NexJ Systems needs to sell more of its business software if it wants to convince investors it has a bright future, said TD analyst Scott Penner.
Software license sales dropped 88 percent in the 2013 third quarter from $2.5 million for the same period in 2010, according to third-quarter financial statements for those years.
Total revenue for the 2013 third-quarter was $6.6 million, up slightly from $6 million in 2012 for the same period. NexJ Systems, a Toronto-based company, develops software that helps financial and healthcare businesses manage its clients.
Profit magazine named NexJSystem Canada’s fastest growing company in 2012.
The company has posted year-over-year third-quarter losses due to growing expenses since its entry into the Toronto Stock Exchange in 2011.
Penner said the company has dedicated more resources within the past year to selling licenses for its healthcare software, Connected Wellness. However, sales are not following — net losses grew 400 per cent from 2010 to 2013.
According to Penner, the company has made healthcare the focus of its marketing efforts but hasn’t provided substantial information on how much money they’re making.
“They have this health business that really doesn’t generate a lot of revenue but there’s quite a bit of investment going into it,” Penner said.
The analyst said in an interview that some fluctuation is to be expected, but more sales would be better.
“When you’re dealing with relatively small numbers and a relatively small number of customers, you’re going see some of those dramatic ups and downs” Penner said.
“In itself it’s not any sort of death knell, but we would like to see them booking a lot more business before being a little bit more positive on the outlook,” he continued.
In its MD&A for the 2013 third quarter, NexJ Systems noted that its sales tend to fluctuate across quarters because product implementation timelines range from nine to 18 months.
But in the same document, the company noted that allowing other companies to resell its software was a potential area for revenue growth. In the first quarter of 2013, NexJ Systems signed a deal with SAP, a German software company, to resell some of its products.
Penner said the company has had two changes of senior management in its sales division since 2011, which makes it “tough to get any real continuity.”
Richard Davis, an analyst at Canaccord Genuity, echoed Penner’s outlook on the company. In a letter to investors dated Nov. 3, Davis suggested that if the company can sell more software licenses, its stock might improve. The share price has lagged for the past year between $1.71 and $4, down from its initial offering of $9 in 2011.
Penner said Canada’s weaker dollar could help NexJ Systems sell more software licenses in the United States. Three-quarters of its 2012 revenue, representing $20.7 million, came from the U.S., according to corporate documents.
Furthermore, the company recently publicized a new American business opportunity.
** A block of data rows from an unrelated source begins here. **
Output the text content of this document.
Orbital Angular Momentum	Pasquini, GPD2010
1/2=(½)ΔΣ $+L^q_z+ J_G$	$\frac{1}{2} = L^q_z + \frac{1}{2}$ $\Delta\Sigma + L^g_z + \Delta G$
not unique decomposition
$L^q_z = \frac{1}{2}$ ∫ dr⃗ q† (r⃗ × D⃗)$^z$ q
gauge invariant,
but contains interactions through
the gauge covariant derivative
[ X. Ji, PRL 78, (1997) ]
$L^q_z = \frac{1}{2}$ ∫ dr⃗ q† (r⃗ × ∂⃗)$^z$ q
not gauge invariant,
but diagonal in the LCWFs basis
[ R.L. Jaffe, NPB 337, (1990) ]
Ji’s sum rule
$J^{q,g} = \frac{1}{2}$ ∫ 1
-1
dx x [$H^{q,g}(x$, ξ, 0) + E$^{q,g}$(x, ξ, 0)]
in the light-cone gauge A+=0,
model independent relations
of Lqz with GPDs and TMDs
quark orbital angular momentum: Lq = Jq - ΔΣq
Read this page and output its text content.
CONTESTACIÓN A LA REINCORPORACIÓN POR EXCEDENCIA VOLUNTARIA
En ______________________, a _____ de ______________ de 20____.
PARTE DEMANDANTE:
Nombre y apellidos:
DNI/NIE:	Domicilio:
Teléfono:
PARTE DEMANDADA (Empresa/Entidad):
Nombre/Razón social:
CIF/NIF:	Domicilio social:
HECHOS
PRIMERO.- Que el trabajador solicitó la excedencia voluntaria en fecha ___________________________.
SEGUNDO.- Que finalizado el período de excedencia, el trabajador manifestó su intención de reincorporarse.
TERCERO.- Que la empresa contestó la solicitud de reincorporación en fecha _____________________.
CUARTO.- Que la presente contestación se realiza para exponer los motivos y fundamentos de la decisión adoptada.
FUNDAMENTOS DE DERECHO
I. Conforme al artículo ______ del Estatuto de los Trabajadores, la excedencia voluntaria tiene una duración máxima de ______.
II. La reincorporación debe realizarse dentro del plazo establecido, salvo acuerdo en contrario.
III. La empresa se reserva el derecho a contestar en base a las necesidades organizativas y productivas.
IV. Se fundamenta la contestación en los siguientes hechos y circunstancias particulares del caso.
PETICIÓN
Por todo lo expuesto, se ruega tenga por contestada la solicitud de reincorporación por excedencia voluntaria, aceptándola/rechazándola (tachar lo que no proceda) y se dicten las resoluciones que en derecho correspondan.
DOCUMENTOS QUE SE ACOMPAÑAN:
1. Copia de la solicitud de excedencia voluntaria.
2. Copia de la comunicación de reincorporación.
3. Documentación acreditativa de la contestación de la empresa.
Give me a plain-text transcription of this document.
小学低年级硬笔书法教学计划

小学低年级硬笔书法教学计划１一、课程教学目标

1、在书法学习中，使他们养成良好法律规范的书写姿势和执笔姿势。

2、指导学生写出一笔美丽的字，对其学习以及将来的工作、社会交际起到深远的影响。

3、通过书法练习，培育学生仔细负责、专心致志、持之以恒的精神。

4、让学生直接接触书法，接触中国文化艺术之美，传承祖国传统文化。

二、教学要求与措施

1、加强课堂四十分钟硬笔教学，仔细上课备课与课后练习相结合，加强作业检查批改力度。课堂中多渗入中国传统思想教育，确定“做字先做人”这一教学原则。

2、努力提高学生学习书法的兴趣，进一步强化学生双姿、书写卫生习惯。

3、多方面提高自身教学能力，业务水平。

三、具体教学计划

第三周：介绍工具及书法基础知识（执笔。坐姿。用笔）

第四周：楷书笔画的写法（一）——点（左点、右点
On Jan. 21 NexJ Systems announced it had struck a deal with Ransford Health, an American management-consulting firm. It will begin offering NexJ Systems’ Connected Wellness software to its clients.
Despite NexJ Systems’ challenges in license sales, analysts aren’t ready to declare the company a sell just yet. In December the TSX granted NexJ Systems permission to buy back one million of its shares, a positive sign to investors.
“They obviously think there’s value in their shares at this price and they have the cash, so why wouldn’t they buy them themselves,” Penner said.
Penner said the buyback is an indication of a healthy amount of cash in the company and confidence in its share value.
At the end of 2013 third quarter, NexJ Systems had $28 million in cash and cash equivalent assets. It had $46 million in the third quarter of 2012.
NexJ Systems is expected to release its 2013 fourth-quarter results in early February.